Unorthodox—maybe. Relevant—I think so. As stated, in gathering and assessing public opinion, it is important that students know the tremendous impact this practice plays in all of our lives. While it is important—even crucial—to maintain objectivity in the formation of queries for public opinion polls (certainly one of the True-False test questions on anyone’s final exam), it is equally important for students to formulate thoughtful opinions based not on prejudice but on evaluating the range of ideas offered. Teaching public opinion in a way that involves the passions of students will ensure that they will, at least, understand what the concept is all about, and why they should take it very, very seriously.
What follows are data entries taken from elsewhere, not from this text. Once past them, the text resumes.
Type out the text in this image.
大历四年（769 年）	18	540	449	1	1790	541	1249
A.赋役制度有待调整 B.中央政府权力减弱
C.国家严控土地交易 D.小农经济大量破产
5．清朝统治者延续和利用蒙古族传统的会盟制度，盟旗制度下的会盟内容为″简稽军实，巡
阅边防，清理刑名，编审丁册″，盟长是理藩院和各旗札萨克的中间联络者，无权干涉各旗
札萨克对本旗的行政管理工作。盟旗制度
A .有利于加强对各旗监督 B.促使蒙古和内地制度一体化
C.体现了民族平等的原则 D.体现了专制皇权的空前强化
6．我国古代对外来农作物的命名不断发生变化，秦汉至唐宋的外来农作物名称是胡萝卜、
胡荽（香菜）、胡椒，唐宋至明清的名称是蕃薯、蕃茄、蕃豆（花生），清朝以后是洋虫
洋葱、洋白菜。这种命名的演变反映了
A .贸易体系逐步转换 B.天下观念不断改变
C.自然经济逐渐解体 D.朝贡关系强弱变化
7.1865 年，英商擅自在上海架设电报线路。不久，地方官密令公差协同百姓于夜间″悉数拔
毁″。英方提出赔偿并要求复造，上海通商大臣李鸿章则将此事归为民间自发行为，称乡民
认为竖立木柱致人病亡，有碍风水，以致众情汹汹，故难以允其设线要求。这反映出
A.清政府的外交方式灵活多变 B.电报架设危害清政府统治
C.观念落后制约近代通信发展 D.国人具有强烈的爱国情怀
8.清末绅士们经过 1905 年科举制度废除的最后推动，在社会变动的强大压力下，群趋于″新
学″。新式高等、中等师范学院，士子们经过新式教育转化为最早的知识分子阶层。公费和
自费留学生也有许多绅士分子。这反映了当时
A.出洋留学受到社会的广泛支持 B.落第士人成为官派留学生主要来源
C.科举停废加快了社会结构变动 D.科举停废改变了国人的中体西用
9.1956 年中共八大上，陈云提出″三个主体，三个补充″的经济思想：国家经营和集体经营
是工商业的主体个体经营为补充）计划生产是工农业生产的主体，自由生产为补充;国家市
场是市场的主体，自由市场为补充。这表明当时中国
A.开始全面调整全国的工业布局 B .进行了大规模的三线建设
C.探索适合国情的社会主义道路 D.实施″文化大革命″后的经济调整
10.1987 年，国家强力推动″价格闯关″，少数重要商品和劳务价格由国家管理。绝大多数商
Buzzle.com, Intelligent Life on the Web, “What is the importance of public opinion in media?”. Retrieved October 4, 2010 from http://www.buzzle.com/articles/what-is-the-importance-of-public-opinion-in-media.html
CommGap, “People, Spaces, Deliberation”, Retrieved October 4, 2010 from http://blogs.worldbank.org/publicsphere/quote-week-76
Croxall, Brian, The Chronicle of Higher Education, “How to grade students’ class participation”. Retrieved October 7, 2010 from http://chronicle.com
Erikson, Robert S. & Tedin, Kent L., American Public Opinion, 8th Ed. (2011, 2007, 2005), Boston, MA: Longman Publishing co.